You couldn’t question how you got up here.
Sitting in the back of Merles truck with Daryl and Merle in the front, the sound of country music faintly playing over the radio as no words were said right now between the three of you, just staring out over the edge of the mountain view at your small town, and with the borrowed pair of binoculars if you looked through the tree-line you could see the faint city lights of Atlanta.

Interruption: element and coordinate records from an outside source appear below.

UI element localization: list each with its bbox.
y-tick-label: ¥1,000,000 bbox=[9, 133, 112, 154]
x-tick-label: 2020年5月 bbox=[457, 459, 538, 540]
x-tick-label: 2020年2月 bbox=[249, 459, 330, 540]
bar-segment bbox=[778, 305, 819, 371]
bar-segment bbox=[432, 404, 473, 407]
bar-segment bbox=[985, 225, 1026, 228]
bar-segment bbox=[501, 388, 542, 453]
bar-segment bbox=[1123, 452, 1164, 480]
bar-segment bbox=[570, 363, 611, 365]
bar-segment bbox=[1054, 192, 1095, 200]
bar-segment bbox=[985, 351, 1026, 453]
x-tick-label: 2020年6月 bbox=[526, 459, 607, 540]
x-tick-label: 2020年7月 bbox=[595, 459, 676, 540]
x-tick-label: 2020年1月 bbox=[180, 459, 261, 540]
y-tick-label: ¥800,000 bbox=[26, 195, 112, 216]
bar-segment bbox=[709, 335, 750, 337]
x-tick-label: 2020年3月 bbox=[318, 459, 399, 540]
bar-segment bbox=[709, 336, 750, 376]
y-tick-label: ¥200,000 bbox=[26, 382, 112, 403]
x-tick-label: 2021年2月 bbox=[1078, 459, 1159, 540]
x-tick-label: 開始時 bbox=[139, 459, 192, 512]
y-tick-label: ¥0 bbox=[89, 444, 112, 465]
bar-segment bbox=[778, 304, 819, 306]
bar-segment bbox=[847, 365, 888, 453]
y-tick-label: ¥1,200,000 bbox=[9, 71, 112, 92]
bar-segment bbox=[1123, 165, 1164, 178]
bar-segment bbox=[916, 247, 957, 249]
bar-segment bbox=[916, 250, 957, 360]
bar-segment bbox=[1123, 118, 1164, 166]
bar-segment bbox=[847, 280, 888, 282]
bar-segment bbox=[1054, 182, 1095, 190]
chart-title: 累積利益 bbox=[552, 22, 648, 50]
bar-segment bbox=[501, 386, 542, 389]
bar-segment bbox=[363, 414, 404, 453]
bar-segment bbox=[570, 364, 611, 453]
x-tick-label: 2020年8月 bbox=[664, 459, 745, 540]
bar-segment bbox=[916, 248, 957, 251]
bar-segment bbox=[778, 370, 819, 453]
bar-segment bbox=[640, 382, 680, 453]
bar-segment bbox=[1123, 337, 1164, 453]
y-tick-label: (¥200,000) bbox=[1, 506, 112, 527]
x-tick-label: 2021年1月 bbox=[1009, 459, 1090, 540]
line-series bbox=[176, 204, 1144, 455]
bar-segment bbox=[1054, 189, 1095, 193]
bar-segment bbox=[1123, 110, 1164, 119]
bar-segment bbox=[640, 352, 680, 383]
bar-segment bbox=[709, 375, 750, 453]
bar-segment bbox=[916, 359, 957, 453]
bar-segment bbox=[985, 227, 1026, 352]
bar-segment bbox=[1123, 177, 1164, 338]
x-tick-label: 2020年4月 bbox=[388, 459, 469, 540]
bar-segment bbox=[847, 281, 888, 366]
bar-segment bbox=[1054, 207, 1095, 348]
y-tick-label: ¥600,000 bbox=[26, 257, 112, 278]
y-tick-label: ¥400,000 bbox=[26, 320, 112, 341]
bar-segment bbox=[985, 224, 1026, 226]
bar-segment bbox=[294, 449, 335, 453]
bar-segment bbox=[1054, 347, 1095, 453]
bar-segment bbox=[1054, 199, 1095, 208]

You three were previously at the county fair about an hour ago until a group of young men approached you, asking you some flirty questions before Merle suddenly popped off and beat most of them to a pulp, causing you three to get kicked out and banned.
So after stopping and getting some cheap booze you landed yourselves up here, the smell of merles cigarette clouding your senses causing you to open the backseat window a crack.
Your thoughts momentarily went to your parents: Your drunken father and your deadbeat mother. Did they care where you were? Did they care if you were ok? Did they care that you’d been hanging about with the abusive neighbours two sons? You didn’t know, and frankly, you didn’t quite care.
A small shiver ran through your body, even in the heat of June, you were still cold most of the time. Your movement made Merle look over his shoulder at you, and smiling pretty arrogantly he rolled back the drivers seat chair enough to pick you up and sit you on his lap in the drivers seat, cradling your body to his for warmth.
“See tha’ light down there Babygirl?-” he began with his usual nickname “tha’s Cunningham’s ol’ garage, you can tell from the flicker of the lights outside.” He said as he listed off more places; his hometown memorised from his usual visits up here. “An’ down there is Dennis’s off-licence” he said with a smirk as you watched.
“Tha’s the grocery store you fuckin’ dim-wit” Daryl said, calmly sipping the beer. “Shut it baby brother” Merle replied snappily at Daryl still holding your body to his, one hand around your waist and in the other his cigarette.